For developers and safety teams deploying driver monitoring, the findings carry immediate operational implications. Selecting models based on average performance could inadvertently introduce failure modes that safety testing might not catch if robustness evaluations use only synthetic noise rather than real sensor degradation profiles. The research suggests procurement and validation protocols must specify dimension-specific thresholds rather than relying on aggregate scores.
Moving forward, stakeholders should monitor whether automotive and transportation safety standards incorporate multi-dimensional benchmarking. Standards bodies like SOTIF (Safety of the Intended Functionality) may need to formalize robustness and explainability requirements alongside accuracy, potentially creating new compliance obligations for AI model developers.
- →Single-metric accuracy benchmarking fails to identify critical safety vulnerabilities in driver monitoring systems deployed in real-world conditions.
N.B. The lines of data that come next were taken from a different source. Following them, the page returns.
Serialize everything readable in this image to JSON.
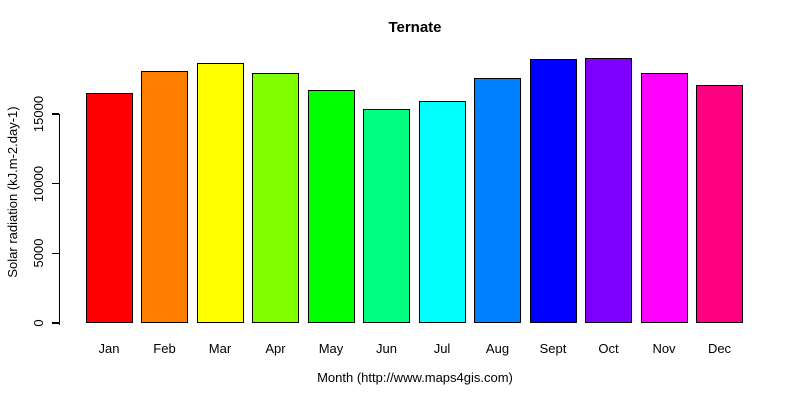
{
  "chart_data": {
    "type": "bar",
    "title": "Ternate",
    "xlabel": "Month (http://www.maps4gis.com)",
    "ylabel": "Solar radiation (kJ.m-2.day-1)",
    "categories": [
      "Jan",
      "Feb",
      "Mar",
      "Apr",
      "May",
      "Jun",
      "Jul",
      "Aug",
      "Sept",
      "Oct",
      "Nov",
      "Dec"
    ],
    "values": [
      16500,
      18100,
      18650,
      17950,
      16750,
      15350,
      15950,
      17600,
      18950,
      19000,
      17950,
      17050
    ],
    "bar_colors": [
      "#FF0000",
      "#FF8000",
      "#FFFF00",
      "#80FF00",
      "#00FF00",
      "#00FF80",
      "#00FFFF",
      "#0080FF",
      "#0000FF",
      "#8000FF",
      "#FF00FF",
      "#FF0080"
    ],
    "yticks": [
      0,
      5000,
      10000,
      15000
    ],
    "ytick_labels": [
      "0",
      "5000",
      "10000",
      "15000"
    ],
    "ylim": [
      0,
      19000
    ],
    "grid": "off",
    "legend": "none",
    "background_color": "#FFFFFF",
    "text_color": "#000000",
    "bar_border_color": "#000000"
  }
}
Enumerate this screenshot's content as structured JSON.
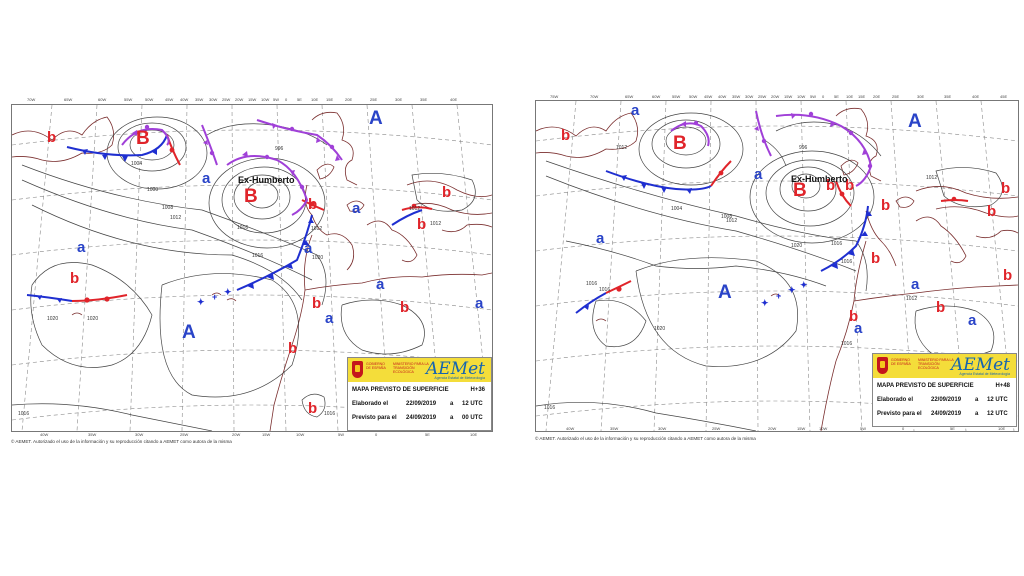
{
  "colors": {
    "low": "#e0242a",
    "high": "#2a44c8",
    "cold_front": "#1f2fd0",
    "warm_front": "#e0242a",
    "occluded_front": "#a040d8",
    "isobar": "#444444",
    "coast": "#7a2e2e"
  },
  "maps": [
    {
      "forecast": {
        "title": "MAPA PREVISTO DE SUPERFICIE",
        "lead": "H+36",
        "elaborated_label": "Elaborado el",
        "elaborated_date": "22/09/2019",
        "elaborated_at": "a",
        "elaborated_time": "12 UTC",
        "valid_label": "Previsto para el",
        "valid_date": "24/09/2019",
        "valid_at": "a",
        "valid_time": "00 UTC"
      },
      "logos": {
        "government": "GOBIERNO DE ESPAÑA",
        "ministry": "MINISTERIO PARA LA TRANSICIÓN ECOLÓGICA",
        "agency": "AEMet",
        "agency_sub": "Agencia Estatal de Meteorología"
      },
      "storm_name": "Ex-Humberto",
      "pressure_centers": [
        {
          "label": "B"
        },
        {
          "label": "B"
        },
        {
          "label": "b"
        },
        {
          "label": "b"
        },
        {
          "label": "b"
        },
        {
          "label": "b"
        },
        {
          "label": "b"
        },
        {
          "label": "b"
        },
        {
          "label": "b"
        },
        {
          "label": "b"
        },
        {
          "label": "b"
        },
        {
          "label": "A"
        },
        {
          "label": "A"
        },
        {
          "label": "a"
        },
        {
          "label": "a"
        },
        {
          "label": "a"
        },
        {
          "label": "a"
        },
        {
          "label": "a"
        },
        {
          "label": "a"
        },
        {
          "label": "a"
        }
      ],
      "isobar_values": [
        "996",
        "1004",
        "1000",
        "1008",
        "1012",
        "1012",
        "1016",
        "1016",
        "1020",
        "1020",
        "1012",
        "1012",
        "1016",
        "1020",
        "1016"
      ],
      "top_ticks": [
        "70W",
        "65W",
        "60W",
        "55W",
        "50W",
        "45W",
        "40W",
        "35W",
        "30W",
        "25W",
        "20W",
        "15W",
        "10W",
        "5W",
        "0",
        "5E",
        "10E",
        "15E",
        "20E",
        "25E",
        "30E",
        "35E",
        "40E"
      ],
      "bottom_ticks": [
        "40W",
        "35W",
        "30W",
        "25W",
        "20W",
        "15W",
        "10W",
        "5W",
        "0",
        "5E",
        "10E"
      ],
      "copyright": "© AEMET. Autorizado el uso de la información y su reproducción citando a AEMET como autora de la misma"
    },
    {
      "forecast": {
        "title": "MAPA PREVISTO DE SUPERFICIE",
        "lead": "H+48",
        "elaborated_label": "Elaborado el",
        "elaborated_date": "22/09/2019",
        "elaborated_at": "a",
        "elaborated_time": "12 UTC",
        "valid_label": "Previsto para el",
        "valid_date": "24/09/2019",
        "valid_at": "a",
        "valid_time": "12 UTC"
      },
      "logos": {
        "government": "GOBIERNO DE ESPAÑA",
        "ministry": "MINISTERIO PARA LA TRANSICIÓN ECOLÓGICA",
        "agency": "AEMet",
        "agency_sub": "Agencia Estatal de Meteorología"
      },
      "storm_name": "Ex-Humberto",
      "pressure_centers": [
        {
          "label": "B"
        },
        {
          "label": "B"
        },
        {
          "label": "b"
        },
        {
          "label": "b"
        },
        {
          "label": "b"
        },
        {
          "label": "b"
        },
        {
          "label": "b"
        },
        {
          "label": "b"
        },
        {
          "label": "b"
        },
        {
          "label": "b"
        },
        {
          "label": "b"
        },
        {
          "label": "b"
        },
        {
          "label": "A"
        },
        {
          "label": "A"
        },
        {
          "label": "a"
        },
        {
          "label": "a"
        },
        {
          "label": "a"
        },
        {
          "label": "a"
        },
        {
          "label": "a"
        },
        {
          "label": "a"
        }
      ],
      "isobar_values": [
        "996",
        "1012",
        "1004",
        "1008",
        "1012",
        "1016",
        "1020",
        "1012",
        "1016",
        "1016",
        "1020",
        "1016",
        "1012",
        "1016",
        "1016"
      ],
      "top_ticks": [
        "75W",
        "70W",
        "65W",
        "60W",
        "55W",
        "50W",
        "45W",
        "40W",
        "35W",
        "30W",
        "25W",
        "20W",
        "15W",
        "10W",
        "5W",
        "0",
        "5E",
        "10E",
        "15E",
        "20E",
        "25E",
        "30E",
        "35E",
        "40E",
        "45E"
      ],
      "bottom_ticks": [
        "40W",
        "35W",
        "30W",
        "25W",
        "20W",
        "15W",
        "10W",
        "5W",
        "0",
        "5E",
        "10E"
      ],
      "copyright": "© AEMET. Autorizado el uso de la información y su reproducción citando a AEMET como autora de la misma"
    }
  ]
}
- →The top-ranked model under aggregate human-centered scoring degrades catastrophically under sensor noise while misclassifying closed eyes as open.
- →Vision models near-identical in clean-set accuracy diverge sharply across explainability, efficiency, and robustness dimensions, each dominating exactly one axis.
- →Transformer-based models (DeiT-Tiny) maintain performance under noise better than optimized CNNs despite not ranking highest overall.
- →Multi-dimensional evaluation frameworks are necessary for safety-critical AI deployment but remain absent from standard model comparison practices.